Cela devait constituer un véritable test pour le mouvement populaire au lendemain de la prestation du président élu Abdelmadjid Tebboune.
Au final, le « Hirak » a tenu toutes ses promesses. À moins d’un changement radical à la mesure de ses espérances, rien ne semble l’ébranler, ni le contraindre à la résignation et au renoncement.
Il l’a de nouveau prouvé ce 44e vendredi, une semaine après l’appel au dialogue lancé par Tebboune.
Des milliers d’Algériens sont de nouveau sortis en masse dans la rue pour exprimer leur désaveu de l’élection du nouveau locataire d’El Mouradia, mais également le rejet de son offre de dialogue.
Malgré le tapage médiatique autour du scrutin, la polémique autour de la représentation du « Hirak » et du dialogue, le mouvement a montré qu’il n’est prêt à céder sur l’essentiel : la rupture avec l’ordre ancien.
Comme dans de nombreuses wilayas, dont Oran, sous les feux de la rampe après la répression qui a marqué la marche de vendredi dernier, Alger a fait le plein ce vendredi.
Dès le milieu de matinée, des groupes de manifestants, encadrés par la police, dont le dispositif est toujours aussi imposant au centre-ville, se sont formés au niveau de la rue « Victor Hugo ».

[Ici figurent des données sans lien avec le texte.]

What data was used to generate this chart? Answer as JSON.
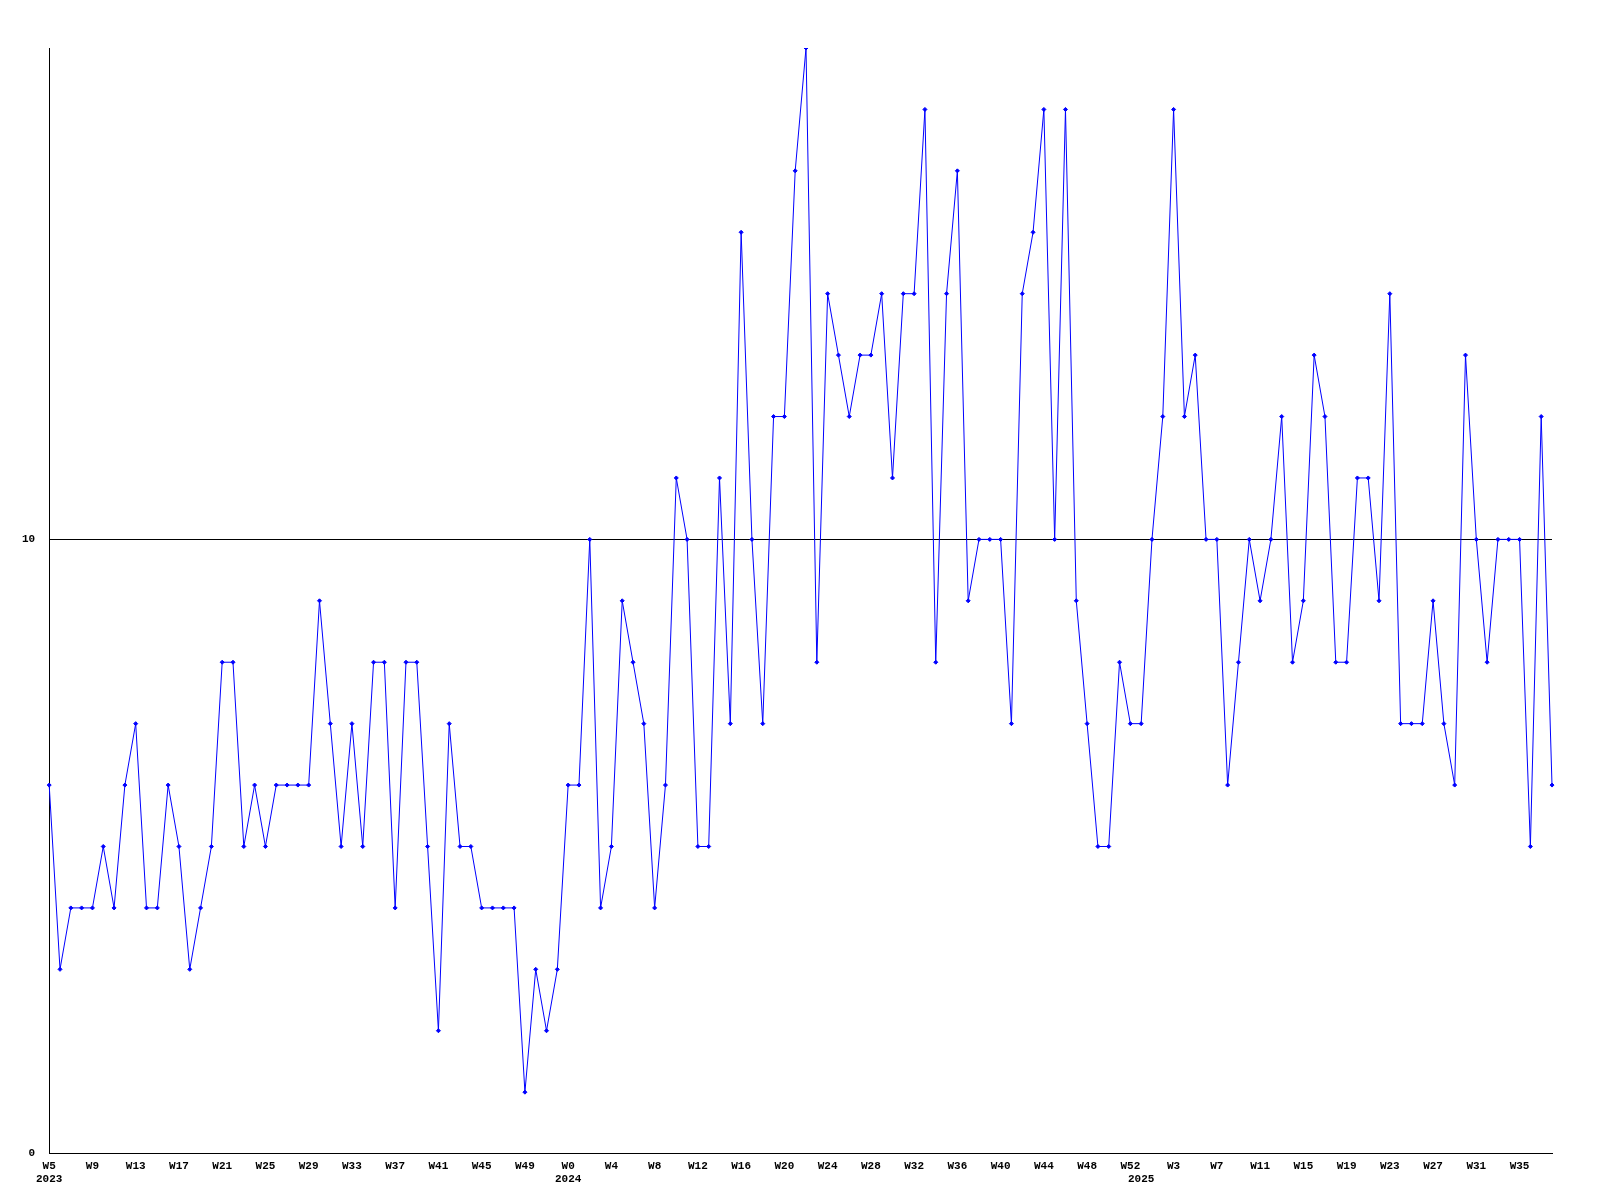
{
  "chart_data": {
    "type": "line",
    "categories": [
      "W5\n2023",
      null,
      null,
      null,
      "W9",
      null,
      null,
      null,
      "W13",
      null,
      null,
      null,
      "W17",
      null,
      null,
      null,
      "W21",
      null,
      null,
      null,
      "W25",
      null,
      null,
      null,
      "W29",
      null,
      null,
      null,
      "W33",
      null,
      null,
      null,
      "W37",
      null,
      null,
      null,
      "W41",
      null,
      null,
      null,
      "W45",
      null,
      null,
      null,
      "W49",
      null,
      null,
      null,
      "W0\n2024",
      null,
      null,
      null,
      "W4",
      null,
      null,
      null,
      "W8",
      null,
      null,
      null,
      "W12",
      null,
      null,
      null,
      "W16",
      null,
      null,
      null,
      "W20",
      null,
      null,
      null,
      "W24",
      null,
      null,
      null,
      "W28",
      null,
      null,
      null,
      "W32",
      null,
      null,
      null,
      "W36",
      null,
      null,
      null,
      "W40",
      null,
      null,
      null,
      "W44",
      null,
      null,
      null,
      "W48",
      null,
      null,
      null,
      "W52",
      "\n2025",
      null,
      null,
      "W3",
      null,
      null,
      null,
      "W7",
      null,
      null,
      null,
      "W11",
      null,
      null,
      null,
      "W15",
      null,
      null,
      null,
      "W19",
      null,
      null,
      null,
      "W23",
      null,
      null,
      null,
      "W27",
      null,
      null,
      null,
      "W31",
      null,
      null,
      null,
      "W35",
      null,
      null,
      null
    ],
    "values": [
      6,
      3,
      4,
      4,
      4,
      5,
      4,
      6,
      7,
      4,
      4,
      6,
      5,
      3,
      4,
      5,
      8,
      8,
      5,
      6,
      5,
      6,
      6,
      6,
      6,
      9,
      7,
      5,
      7,
      5,
      8,
      8,
      4,
      8,
      8,
      5,
      2,
      7,
      5,
      5,
      4,
      4,
      4,
      4,
      1,
      3,
      2,
      3,
      6,
      6,
      10,
      4,
      5,
      9,
      8,
      7,
      4,
      6,
      11,
      10,
      5,
      5,
      11,
      7,
      15,
      10,
      7,
      12,
      12,
      16,
      18,
      8,
      14,
      13,
      12,
      13,
      13,
      14,
      11,
      14,
      14,
      17,
      8,
      14,
      16,
      9,
      10,
      10,
      10,
      7,
      14,
      15,
      17,
      10,
      17,
      9,
      7,
      5,
      5,
      8,
      7,
      7,
      10,
      12,
      17,
      12,
      13,
      10,
      10,
      6,
      8,
      10,
      9,
      10,
      12,
      8,
      9,
      13,
      12,
      8,
      8,
      11,
      11,
      9,
      14,
      7,
      7,
      7,
      9,
      7,
      6,
      13,
      10,
      8,
      10,
      10,
      10,
      5,
      12,
      6
    ],
    "color": "#0000ff",
    "ylim": [
      0,
      18
    ],
    "yticks": [
      0,
      10
    ],
    "grid": "y",
    "marker": "diamond"
  }
}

« Ya Hna, Ya Ntouma (ou c’est nous, ou c’est vous) », criaient-t-ils, comme pour donner le « La » à la nouvelle mobilisation.
Non loin du cinéma l’ «Algéria », des artistes observent une minute de silence en hommage au réalisateur Chérif Aggoune, décédé à Paris.
Au fil des minutes, des manifestants affluaient et la foule grossissait devant le regard impassible des policiers. C’est alors que la marche s’ébranle en direction de la « Grande poste ». « Oh, ya el issaba, el intikhabat zawrouha , raiss machi charii, elle massira nkemlouha (Oh, bande, l’élection a été truquée, le président est illégitime, la mobilisation se poursuivra », scandaient les manifestants dont le nombre progressait de plus en plus.
Comme souvent, il aura fallu attendre la fin de la prière hebdomadaire pour voir déferler des masses humaines en provenance des quartiers de Bab El Oued, Belcourt, Telemly et El Harrach pour rejoindre les autres manifestants qui ont déjà envahi la rue « Didouche », très vite devenue noire de monde.
Contexte oblige, l’essentiel des slogans brandis et des chants repris en chœur portaient sur le nouveau président et sur le dialogue. « La hiwar, la chiwar errahil obligatoire (ni dialogue, ni consultations, le départ obligatoire), « dawla madania machi askaria », scandaient, en chœur et à tue-tête des milliers de voix.
Signe de la défiance, cette pancarte sur laquelle on pouvait lire : « Vous ne pouvez pas avorter notre révolution » et « on ne négocie pas avec le Hirak, ses revendications sont claires, et n’attendent qu’à être exécutées ».
D’autres slogans, devenus classiques, ont été encore repris comme pour signifier la détermination du mouvement à aller jusqu’au bout. « Hna Wled Amirouche, marche arrière manwelouch (enfants d’Amirouche, nous ne reculerons pas ».
La Kabylie et Oran ont eu également leur part d’hommage. « Oran, bravo aâlikoum, el dzair teftakher bikoum, Oran, l’Algérie est fier de vous ». Tous comme les détenus : « Libérez les détenus, ils n’ont pas vendu la cocaïne ».
Certains manifestants n’ont pas oublié aussi le défunt Hocine Ait Ahmed, disparu il y a quatre ans, dont le portrait à son effigie est appuyé par une de ses célèbres citations : « Le dialogue du pouvoir, c’est similaire à celui du renard qui veut discuter avec sa queue ».
Si Alger a fait le plein, confirmant ainsi l’avant-goût donné par les étudiants mardi dernier, d’autres villes du pays ont connu également d’imposantes manifestations, à l’image de Constantine, Bouira, Annaba, Jijel, Bejaia, Setif, Tizi-Ouzou ou encore Chlef, si l’on se fie aux vidéos relayées sur les réseaux sociaux.
Cette nouvelle démonstration de force du mouvement, au-delà de sa détermination à poursuivre le bras de fer et à faire aboutir ses revendications, consacre une nouvelle donne : à moins de révisions déchirantes et de mesures très audacieuses, le nouveau pouvoir aura du mal à restaurer la confiance dont il a grandement besoin, non seulement pour conférer une légitimité à sa démarche, mais aussi pour affronter les défis économiques en vue. Assurément, la mission de Tebboune s’annonce ardue.